On the same day, the COA applied the legacy and estate misconception doctrines to determine the size of a conveyance in a 1951 deed that did not contain a double fraction.  See Johnson v. Clifton, No. 08-22-00132-CV, 2023 Tex. App. LEXIS 4925, at *1 (Tex. App.—El Paso July 10, 2023, pet. filed).  The deed at issue conveyed an “undivided one-one hundred and twenty-eight (1/128) interest in and to all of the oil, gas and other minerals in and under the … land” and “a 1/128 (1/16 of the usual 1/8 royalty) part of all of the oil, gas, and other minerals” taken under subsequent leases.  The COA reasoned that a grantor, intending to sell half of the minerals already leased, would likely believe they owned 1/8 of the minerals due to the existing lease.  Thus, they would convey half of what they perceived they owned using the fraction 1/16 or a double fraction, 1/2 of 1/8.  As a result, the COA held, the estate misconception doctrine also applies when the fraction in the deed is a multiple of 1/8. Because the 1/128 fraction is a multiple of 1/8, the presumption was triggered, resulting in a 1/16 mineral interest conveyance with a corresponding floating 1/16 royalty interest.  The COA once again emphasized that language referring to the “usual 1/8 royalty” supported the application of the legacy doctrine.
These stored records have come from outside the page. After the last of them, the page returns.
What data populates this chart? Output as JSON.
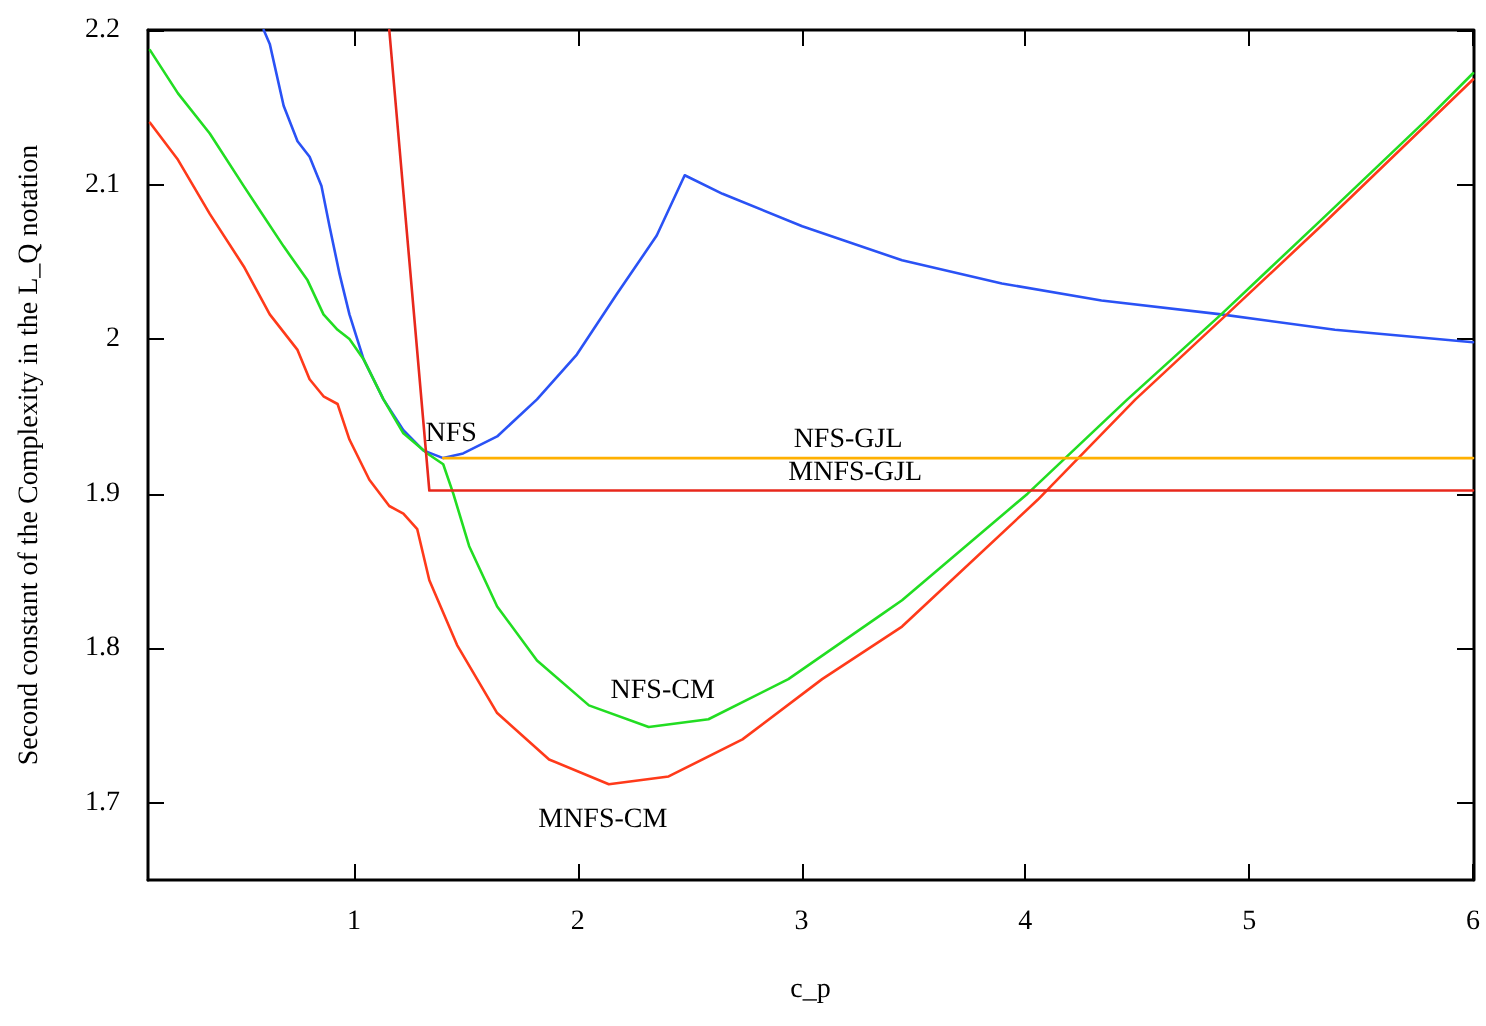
{
  "chart_data": {
    "type": "line",
    "xlabel": "c_p",
    "ylabel": "Second constant of the Complexity in the L_Q notation",
    "xlim": [
      0.08,
      6
    ],
    "ylim": [
      1.65,
      2.2
    ],
    "xticks": [
      1,
      2,
      3,
      4,
      5,
      6
    ],
    "yticks": [
      1.7,
      1.8,
      1.9,
      2,
      2.1,
      2.2
    ],
    "series": [
      {
        "name": "NFS",
        "color": "#2a52f5",
        "x": [
          0.597,
          0.624,
          0.686,
          0.748,
          0.802,
          0.855,
          0.891,
          0.936,
          0.98,
          1.043,
          1.132,
          1.221,
          1.31,
          1.399,
          1.488,
          1.64,
          1.818,
          1.996,
          2.174,
          2.353,
          2.478,
          2.647,
          3.003,
          3.449,
          3.895,
          4.34,
          4.875,
          5.383,
          6
        ],
        "values": [
          2.2,
          2.191,
          2.151,
          2.128,
          2.118,
          2.099,
          2.073,
          2.042,
          2.016,
          1.987,
          1.961,
          1.941,
          1.928,
          1.923,
          1.926,
          1.937,
          1.961,
          1.99,
          2.029,
          2.067,
          2.106,
          2.094,
          2.073,
          2.051,
          2.036,
          2.025,
          2.016,
          2.006,
          1.998
        ]
      },
      {
        "name": "NFS-CM",
        "color": "#22dd22",
        "x": [
          0.089,
          0.214,
          0.356,
          0.508,
          0.686,
          0.793,
          0.864,
          0.927,
          0.98,
          1.043,
          1.132,
          1.221,
          1.328,
          1.399,
          1.444,
          1.515,
          1.64,
          1.818,
          2.05,
          2.317,
          2.584,
          2.941,
          3.36,
          3.449,
          4.01,
          4.456,
          4.875,
          5.321,
          5.793,
          6
        ],
        "values": [
          2.187,
          2.159,
          2.133,
          2.099,
          2.06,
          2.038,
          2.016,
          2.006,
          2.0,
          1.987,
          1.961,
          1.939,
          1.926,
          1.919,
          1.9,
          1.866,
          1.827,
          1.792,
          1.763,
          1.749,
          1.754,
          1.78,
          1.822,
          1.831,
          1.9,
          1.961,
          2.016,
          2.077,
          2.142,
          2.172
        ]
      },
      {
        "name": "MNFS-CM",
        "color": "#ff3a1a",
        "x": [
          0.089,
          0.214,
          0.356,
          0.508,
          0.624,
          0.748,
          0.802,
          0.864,
          0.927,
          0.98,
          1.069,
          1.158,
          1.221,
          1.283,
          1.337,
          1.461,
          1.64,
          1.872,
          2.139,
          2.406,
          2.736,
          3.092,
          3.449,
          4.055,
          4.492,
          4.893,
          5.32,
          5.793,
          6
        ],
        "values": [
          2.14,
          2.116,
          2.081,
          2.047,
          2.016,
          1.993,
          1.974,
          1.963,
          1.958,
          1.935,
          1.909,
          1.892,
          1.887,
          1.877,
          1.844,
          1.802,
          1.758,
          1.728,
          1.712,
          1.717,
          1.741,
          1.78,
          1.814,
          1.896,
          1.961,
          2.015,
          2.073,
          2.139,
          2.168
        ]
      },
      {
        "name": "NFS-GJL",
        "color": "#ffb000",
        "x": [
          1.399,
          6
        ],
        "values": [
          1.923,
          1.923
        ]
      },
      {
        "name": "MNFS-GJL",
        "color": "#e8281c",
        "x": [
          1.158,
          1.337,
          6
        ],
        "values": [
          2.2,
          1.902,
          1.902
        ]
      }
    ]
  }
}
Finally, the COA interpreted a 1947 deed conveying “an undivided three sixteenth (3/16ths) interest in and to all the oil, gas and other minerals in and under that may be produced from the … described land” and, “[i]n the event the … land” was leased, “3/16ths of one-eighth of all the oil and/or gas or other minerals produced therefrom under such lease.”  Powder River Mineral Partners, LLC v. Cimarex Energy Co., No. 08-23-00058-CV, 2023 Tex. App. LEXIS 9410, at *1 (Tex. App.—El Paso Dec. 15, 2023, pet. filed).  The question was whether the deed conveyed a fixed 3/128th royalty interest or a floating 3/16th royalty interest.  Seeing as the 1947 deed contained a double fraction with 1/8, the COA applied the presumption and found that the deed conveyed a floating 3/16 royalty interest.  The COA dismissed the argument that a 1942 article that was written five years before the 1947 deed was executed supported the intentional use of double fractions in conveying specific meanings about royalty interests.  Instead, the COA found that the article advocated for the use of single fractions to establish fixed royalty interests and suggested that double fractions indicated an intent for the royalty owner to share in future royalties exceeding the usual 1/8.  The COA also rejected an attempt to distinguish this case from Van Dyke based on the nature of the conveyance (royalty interest versus mineral rights with a royalty reservation).  The difference, the COA found, is irrelevant as both methods create the same interest and are governed by the same legal principles.  The COA also disagreed with the claim that the royalty conveyance applied only “in the event” of a lease, clarifying that the deed conveyed an immediate interest in all future royalties, effective upon execution, regardless of when production began.